В воздержании самого Толстого от силы — было ли достаточно силы? И мне кажется что да. Теперь посмотрите, какая механика. Эта толстовская собранная сила была страшно действенной — через пренебрежение к нему, через насмешливое и свысока отношение к нему она нечаянно наполняла массы людей уверенностью, его присутствие — настроением надежности, обеспеченности. Он видел эту утечку своей силы и конечно об этом его повторяющиеся «ужасно», с восклицательными знаками. Он бы мог помешать этой утечке, но ведь сам входил в роль юродивого, брал на себя насмешки: этого требовала его аскеза, абсолютный запрет на многие действия, собственно, на все те, которые не имели отношения к добру и злу — не его добру и злу, а вообще.
Дурно отнесся к нищему или еще что-то сделал дурное — не помню, но стало совестно, больно, почувствовал раскаяние (11.10.1906 // <там же>).

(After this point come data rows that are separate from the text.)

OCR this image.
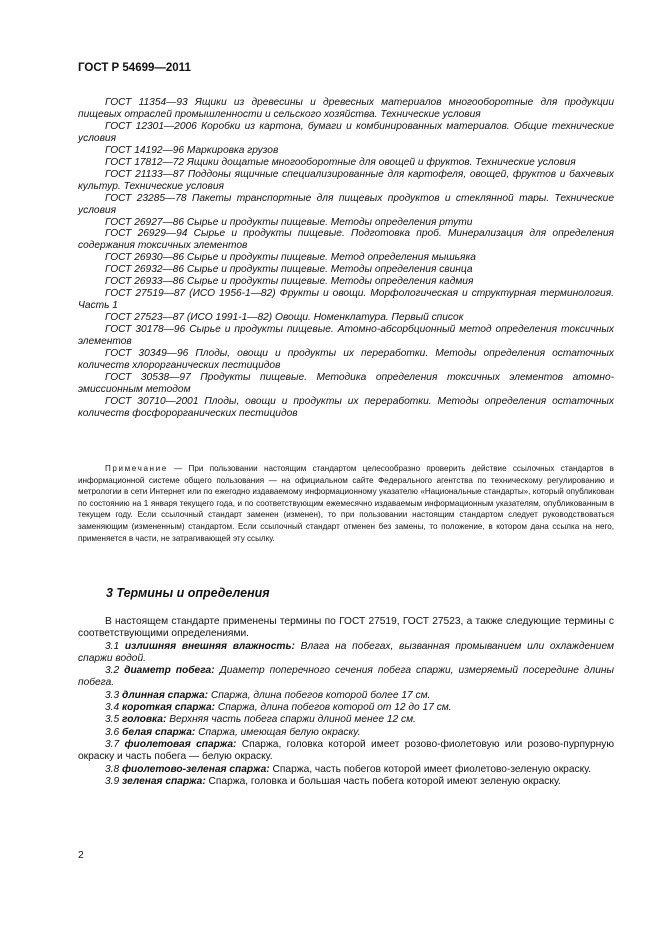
ГОСТ Р 54699—2011

ГОСТ 11354—93 Ящики из древесины и древесных материалов многооборотные для продукции пищевых отраслей промышленности и сельского хозяйства. Технические условия

ГОСТ 12301—2006 Коробки из картона, бумаги и комбинированных материалов. Общие технические условия

ГОСТ 14192—96 Маркировка грузов

ГОСТ 17812—72 Ящики дощатые многооборотные для овощей и фруктов. Технические условия

ГОСТ 21133—87 Поддоны ящичные специализированные для картофеля, овощей, фруктов и бахчевых культур. Технические условия

ГОСТ 23285—78 Пакеты транспортные для пищевых продуктов и стеклянной тары. Технические условия

ГОСТ 26927—86 Сырье и продукты пищевые. Методы определения ртути

ГОСТ 26929—94 Сырье и продукты пищевые. Подготовка проб. Минерализация для определения содержания токсичных элементов

ГОСТ 26930—86 Сырье и продукты пищевые. Метод определения мышьяка

ГОСТ 26932—86 Сырье и продукты пищевые. Методы определения свинца

ГОСТ 26933—86 Сырье и продукты пищевые. Методы определения кадмия

ГОСТ 27519—87 (ИСО 1956-1—82) Фрукты и овощи. Морфологическая и структурная терминология. Часть 1

ГОСТ 27523—87 (ИСО 1991-1—82) Овощи. Номенклатура. Первый список

ГОСТ 30178—96 Сырье и продукты пищевые. Атомно-абсорбционный метод определения токсичных элементов

ГОСТ 30349—96 Плоды, овощи и продукты их переработки. Методы определения остаточных количеств хлорорганических пестицидов

ГОСТ 30538—97 Продукты пищевые. Методика определения токсичных элементов атомно-эмиссионным методом

ГОСТ 30710—2001 Плоды, овощи и продукты их переработки. Методы определения остаточных количеств фосфорорганических пестицидов

Примечание — При пользовании настоящим стандартом целесообразно проверить действие ссылочных стандартов в информационной системе общего пользования — на официальном сайте Федерального агентства по техническому регулированию и метрологии в сети Интернет или по ежегодно издаваемому информационному указателю «Национальные стандарты», который опубликован по состоянию на 1 января текущего года, и по соответствующим ежемесячно издаваемым информационным указателям, опубликованным в текущем году. Если ссылочный стандарт заменен (изменен), то при пользовании настоящим стандартом следует руководствоваться заменяющим (измененным) стандартом. Если ссылочный стандарт отменен без замены, то положение, в котором дана ссылка на него, применяется в части, не затрагивающей эту ссылку.

3 Термины и определения

В настоящем стандарте применены термины по ГОСТ 27519, ГОСТ 27523, а также следующие термины с соответствующими определениями.

3.1 излишняя внешняя влажность: Влага на побегах, вызванная промыванием или охлаждением спаржи водой.

3.2 диаметр побега: Диаметр поперечного сечения побега спаржи, измеряемый посередине длины побега.

3.3 длинная спаржа: Спаржа, длина побегов которой более 17 см.

3.4 короткая спаржа: Спаржа, длина побегов которой от 12 до 17 см.

3.5 головка: Верхняя часть побега спаржи длиной менее 12 см.

3.6 белая спаржа: Спаржа, имеющая белую окраску.

3.7 фиолетовая спаржа: Спаржа, головка которой имеет розово-фиолетовую или розово-пурпурную окраску и часть побега — белую окраску.

3.8 фиолетово-зеленая спаржа: Спаржа, часть побегов которой имеет фиолетово-зеленую окраску.

3.9 зеленая спаржа: Спаржа, головка и большая часть побега которой имеют зеленую окраску.

2
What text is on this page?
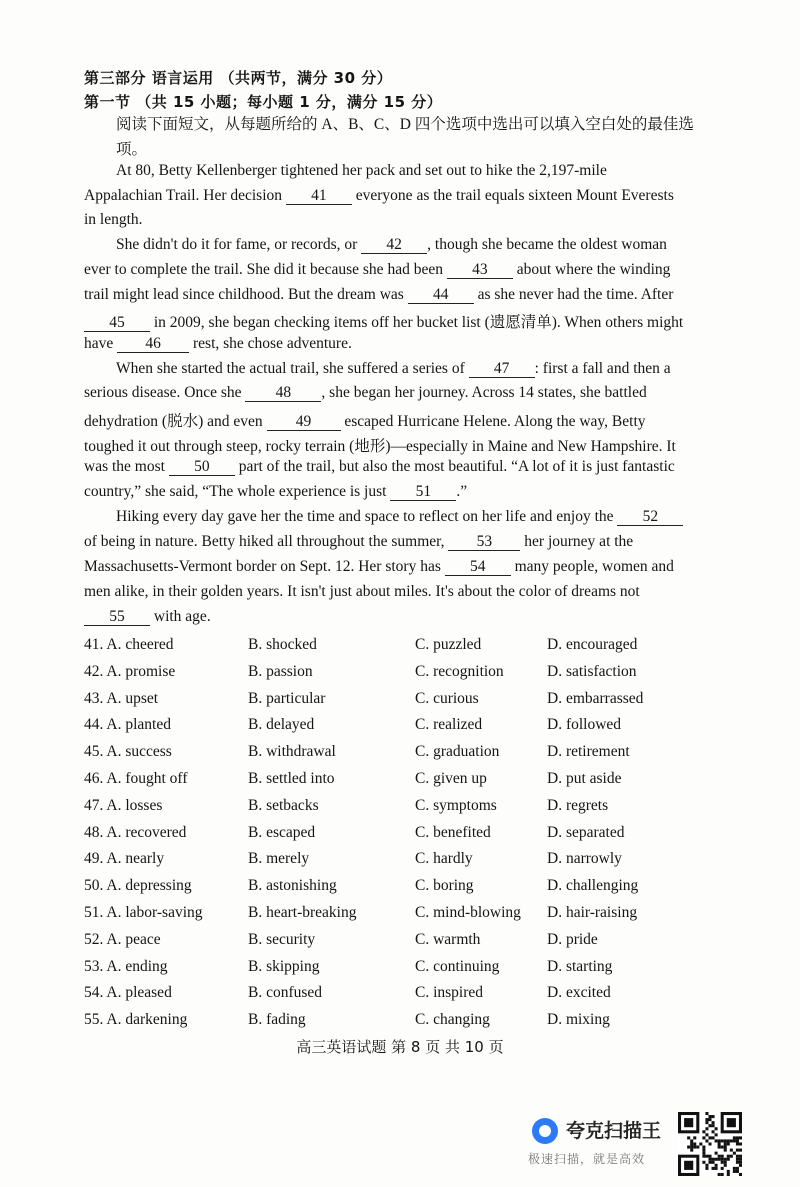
第三部分 语言运用 （共两节，满分 30 分）
第一节 （共 15 小题；每小题 1 分，满分 15 分）
阅读下面短文，从每题所给的 A、B、C、D 四个选项中选出可以填入空白处的最佳选项。
At 80, Betty Kellenberger tightened her pack and set out to hike the 2,197-mile
Appalachian Trail. Her decision 41 everyone as the trail equals sixteen Mount Everests
in length.
She didn't do it for fame, or records, or 42 , though she became the oldest woman
ever to complete the trail. She did it because she had been 43 about where the winding
trail might lead since childhood. But the dream was 44 as she never had the time. After
45 in 2009, she began checking items off her bucket list (遗愿清单). When others might
have 46 rest, she chose adventure.
When she started the actual trail, she suffered a series of 47 : first a fall and then a
serious disease. Once she 48 , she began her journey. Across 14 states, she battled
dehydration (脱水) and even 49 escaped Hurricane Helene. Along the way, Betty
toughed it out through steep, rocky terrain (地形)—especially in Maine and New Hampshire. It
was the most 50 part of the trail, but also the most beautiful. “A lot of it is just fantastic
country,” she said, “The whole experience is just 51 .”
Hiking every day gave her the time and space to reflect on her life and enjoy the 52
of being in nature. Betty hiked all throughout the summer, 53 her journey at the
Massachusetts-Vermont border on Sept. 12. Her story has 54 many people, women and
men alike, in their golden years. It isn't just about miles. It's about the color of dreams not
55 with age.
41. A. cheered	B. shocked	C. puzzled	D. encouraged
42. A. promise	B. passion	C. recognition	D. satisfaction
43. A. upset	B. particular	C. curious	D. embarrassed
44. A. planted	B. delayed	C. realized	D. followed
45. A. success	B. withdrawal	C. graduation	D. retirement
46. A. fought off	B. settled into	C. given up	D. put aside
47. A. losses	B. setbacks	C. symptoms	D. regrets
48. A. recovered	B. escaped	C. benefited	D. separated
49. A. nearly	B. merely	C. hardly	D. narrowly
50. A. depressing	B. astonishing	C. boring	D. challenging
51. A. labor-saving	B. heart-breaking	C. mind-blowing D. hair-raising
52. A. peace	B. security	C. warmth	D. pride
53. A. ending	B. skipping	C. continuing	D. starting
54. A. pleased	B. confused	C. inspired	D. excited
55. A. darkening	B. fading	C. changing	D. mixing
高三英语试题 第 8 页 共 10 页
夸克扫描王
极速扫描，就是高效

Хорошая запись. Толстой, безупречный и старательный феноменолог, не потому раскаивается, что сделал дурное, а наоборот, оттого что раскаивается, понимает, что сделал дурное. Совесть не тогда, когда плох, а плох тогда, когда совесть. То же дает разбор совести в «Бытии и времени» Хайдеггера: совесть бывает не от узнавания безнравственного своего поступка, сообщая о его безнравственности, а наоборот, за голосом совести следует разбор в себе: что я сделал неправильно?
Как однако должны мы определить проговариваемое этой речью [голосом совести]? Что совесть выкрикивает позванному? Беря строго — ничего. Зов ничего не высказывает, не дает справок о мировых событиях, не имеет что поведать. Всего меньше стремится он к тому чтобы развязать в призванной самости «диалог с собой». Окликнутой самости ничего не на– зывается, но она вызывается к себе самой, т. е. к ее самой своей способности быть (Бытие и время, с. 273).